Covering nearly 50 years of Brazilian history through the lens of its main character, Walter Salles’s I’m Still Here is a powerful testament to human endurance and inner strength.
I’m Still Here
Directed by Walter Salles – 2025
Reviewed by Garrett Rowlan
Based on the experiences of human rights advocate Eunice Paiva, the film begins with idyllic scenes of family life shot in handheld, grainy “home” movie style. These moments of domestic bliss are gradually undone by signs of creeping totalitarianism: a helicopter swooping down from the skies, a car with teenagers pulled over at a military checkpoint and its occupants harshly interrogated, and a peaceful beach scene in Rio de Janeiro undercut by the passing of a military convoy with armed soldiers. Slowly, an atmosphere of paranoia and fear takes hold.
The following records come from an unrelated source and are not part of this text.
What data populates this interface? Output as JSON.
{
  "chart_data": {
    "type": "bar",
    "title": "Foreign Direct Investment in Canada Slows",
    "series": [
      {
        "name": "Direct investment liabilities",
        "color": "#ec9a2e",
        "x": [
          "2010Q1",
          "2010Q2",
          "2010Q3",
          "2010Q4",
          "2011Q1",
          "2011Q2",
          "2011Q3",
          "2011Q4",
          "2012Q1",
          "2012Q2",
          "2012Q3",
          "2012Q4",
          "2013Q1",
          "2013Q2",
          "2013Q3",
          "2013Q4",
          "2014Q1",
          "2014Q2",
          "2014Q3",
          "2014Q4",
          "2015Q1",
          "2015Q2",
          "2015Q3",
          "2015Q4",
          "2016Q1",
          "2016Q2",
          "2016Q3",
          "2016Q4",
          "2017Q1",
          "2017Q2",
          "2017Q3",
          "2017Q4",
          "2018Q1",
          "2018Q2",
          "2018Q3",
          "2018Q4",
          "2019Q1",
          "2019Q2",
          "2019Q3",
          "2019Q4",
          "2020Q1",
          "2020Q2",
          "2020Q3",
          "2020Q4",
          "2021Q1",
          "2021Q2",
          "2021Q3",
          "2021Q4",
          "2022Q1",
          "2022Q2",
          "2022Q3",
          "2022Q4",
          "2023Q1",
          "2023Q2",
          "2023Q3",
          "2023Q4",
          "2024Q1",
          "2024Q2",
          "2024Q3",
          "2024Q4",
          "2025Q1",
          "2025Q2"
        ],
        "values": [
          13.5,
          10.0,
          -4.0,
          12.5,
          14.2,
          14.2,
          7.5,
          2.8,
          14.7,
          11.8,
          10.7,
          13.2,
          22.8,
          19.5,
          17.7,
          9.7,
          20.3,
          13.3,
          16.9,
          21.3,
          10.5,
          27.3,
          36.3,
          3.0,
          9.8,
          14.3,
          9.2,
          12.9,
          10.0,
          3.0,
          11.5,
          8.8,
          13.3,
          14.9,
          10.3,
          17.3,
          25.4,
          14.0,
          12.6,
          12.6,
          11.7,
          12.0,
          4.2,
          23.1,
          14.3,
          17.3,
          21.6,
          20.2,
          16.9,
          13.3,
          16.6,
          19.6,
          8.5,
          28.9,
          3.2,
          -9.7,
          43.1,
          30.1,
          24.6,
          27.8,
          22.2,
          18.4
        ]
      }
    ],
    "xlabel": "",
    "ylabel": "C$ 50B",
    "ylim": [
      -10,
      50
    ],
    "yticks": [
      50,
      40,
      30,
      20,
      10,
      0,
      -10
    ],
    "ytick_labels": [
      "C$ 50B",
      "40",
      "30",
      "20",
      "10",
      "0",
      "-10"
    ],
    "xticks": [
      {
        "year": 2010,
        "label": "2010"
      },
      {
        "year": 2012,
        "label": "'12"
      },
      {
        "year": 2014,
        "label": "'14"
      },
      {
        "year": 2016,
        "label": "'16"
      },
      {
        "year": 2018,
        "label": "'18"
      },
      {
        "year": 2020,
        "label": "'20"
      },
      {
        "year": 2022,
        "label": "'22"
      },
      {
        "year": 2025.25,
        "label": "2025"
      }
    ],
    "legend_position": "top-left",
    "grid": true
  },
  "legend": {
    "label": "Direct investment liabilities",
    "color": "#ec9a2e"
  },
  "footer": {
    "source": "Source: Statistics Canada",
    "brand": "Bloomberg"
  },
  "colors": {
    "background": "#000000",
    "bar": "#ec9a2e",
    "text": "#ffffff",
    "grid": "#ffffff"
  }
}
The threat of a communist-hunting dictatorship soon looms over Eunice Paiva’s family—her husband and their six children. Eunice, following her husband, takes a ride downtown in order to answer questions. The horrors of the 20th Century (still with us, perhaps more so than ever) are depicted vividly, but without graphic detail. The absurdity and terror she faces, which words like Kafkaesque or Orwellian hardly do justice to, culminate in her weeks-long incarceration in a barren cell, interrupted only by forced examinations of photographs in which she is made to identify individuals the military government has labeled subversives.
Uncharged, Eunice is released and returns home, where she must hold her family together while searching for information and justice—an emotionally demanding balancing act for which actress Fernanda Torres gives full measure. (Eunice, as an older woman, is portrayed by another Fernanda, Montenegro, who starred in Salles’s excellent 1998 film Central Station.)
This is a powerful film, and after seeing I’m Still Here, I have to admit a personal oversight: while I knew about the dictatorships in Argentina and Chile, Salles’s film opened my eyes to this dark chapter in Brazil’s history, where my thoughts were previously clouded by thoughts of “The Girl From Ipanema,” and the Samba.
I’m Still Here was a real eye-opener.
> Playing at Landmark Pasadena Playhouse, AMC Burbank Town Center 8, AMC The Grove 14 and Laemmle Royal.